A casa das quatro meninas

Leia conto inédito de Dalton Trevisan 

DALTON TREVISAN

A minha é a casa das quatro meninas. Sem contar a velha, a neta e a cachorrinha. Pendurados em cada canto, já viu, tanto sutiã, quanta calcinha? Todos os modelos, cores e tamanhos? A primeira filha nem casou, já separada. Bom moço, trabalhador, tem paixão por ela. Vem aqui ver a criança, os dois bebemos um copo de vinho, a neta no meu colo. Não me conformo e pergunto: Minha filha, me explique. O que aconteceu?

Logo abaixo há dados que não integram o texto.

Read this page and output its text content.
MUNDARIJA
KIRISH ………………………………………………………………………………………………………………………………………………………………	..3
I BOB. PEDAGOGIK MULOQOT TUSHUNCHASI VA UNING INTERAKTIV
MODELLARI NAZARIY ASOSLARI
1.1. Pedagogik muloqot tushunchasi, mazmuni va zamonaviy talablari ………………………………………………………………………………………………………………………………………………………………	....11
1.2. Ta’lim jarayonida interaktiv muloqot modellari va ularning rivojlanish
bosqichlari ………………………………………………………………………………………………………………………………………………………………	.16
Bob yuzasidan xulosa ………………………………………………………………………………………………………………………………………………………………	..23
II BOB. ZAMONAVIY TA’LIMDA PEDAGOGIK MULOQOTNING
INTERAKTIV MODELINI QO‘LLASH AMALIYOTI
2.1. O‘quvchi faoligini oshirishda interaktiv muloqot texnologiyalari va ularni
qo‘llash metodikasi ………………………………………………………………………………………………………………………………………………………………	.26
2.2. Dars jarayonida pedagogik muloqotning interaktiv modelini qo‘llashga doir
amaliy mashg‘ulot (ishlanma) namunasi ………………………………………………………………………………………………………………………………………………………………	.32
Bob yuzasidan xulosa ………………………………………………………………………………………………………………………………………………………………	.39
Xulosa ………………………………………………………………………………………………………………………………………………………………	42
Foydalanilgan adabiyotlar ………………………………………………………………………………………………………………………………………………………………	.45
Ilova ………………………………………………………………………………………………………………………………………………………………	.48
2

E ela: "Nada aconteceu, pai. Só que o amor acabou." Fim do amor, adeus ao marido? Levo e trago a neta do colégio, assim me distraio. Já pensou, cara? Se um de nós, alegrinho: Tiau, minha velha, o amor acabou?
A segunda é dançarina de boate. De boate, cara. Já pensou? Em nosso tempo, orra, uma bailarina! E de boate, pô. Outro dia trouxe o convite para "Uma Noite na Arábia". Minha velha insistiu e fomos. Não é a nossa filha bem querida? Lá estamos na mesa de pista. E sabe o quê? O show até que bonito. E a menina dança direitinho. Apareceu na tevê rebolando numa roda de garotas. Eram sete, pô, qual delas? A outra filha apontou: "Essa aí, pai. Essa de bundinha empinada". Isso aí, ô meu. Que filhas, que tempos.
A terceira botou a mochila nas costas e saiu de viagem. Sozinha, pô, lá se foi. Pedindo carona, dormindo em albergue, lavando prato. Liga de madrugada pela diferença de horário. Ao fundo uma zorra, conta que pintou o cabelo de três cores. E furou a orelha pro sétimo brinco. Pergunto onde ela está? Quando volta? daí cai a linha. Toda vez, orra. É o apito do trem para Istambul? Nessa hora, pô, cai a linha. A conta do telefone, já viu. Importa é que ela está se divertindo. Na dela, numa boa. Já pensou, velho? Naquele tempo, se um de nós. Melhor não pensar.
A caçula, essa, decidiu se juntar com o namorado. Ficar com ele, sei lá. Vem uma delas, me pede o que não pode. Orra, eu de pronto: não e não. E as quatro, em coro: "Ai, pai. Essa não, pai. Corta essa, pai". Se acham o que, princesas? bastardas de qual rei deposto? E a nós cabe servi-las? Rei, quem, eu? O último dos varredores, isto sim, da bosta dos camelos do rei. E daí, cara? Me diga, você. O pai? Já não conta. Ele ouve. E paga. E agradece aos céus. Podia sempre ser pior. De todas, já viu, a única que nunca me mordeu? Foi a cachorrinha.
Com tanta mulher, olha eu sozinho em casa. A velha e a cunhada em Miami fazendo compra. A primeira filha viaja com o marido em busca de reconciliação. A dançarina? Uma semana de show em São Paulo. A terceira? pede carona lá na Grécia ou Turquia. A caçula, orra, no mocó do fulano.
Olha eu sozinho. Alguém, não é? tem de cuidar da neta. Ela dorme. A casa inteirinha só pra mim. Muito em sossego no borralho. Então por que sinto falta: "Ai, pai, essa não, pai". O festival de sutiãs pendurados aqui e ali? As mil e uma calcinhas de todas as cores?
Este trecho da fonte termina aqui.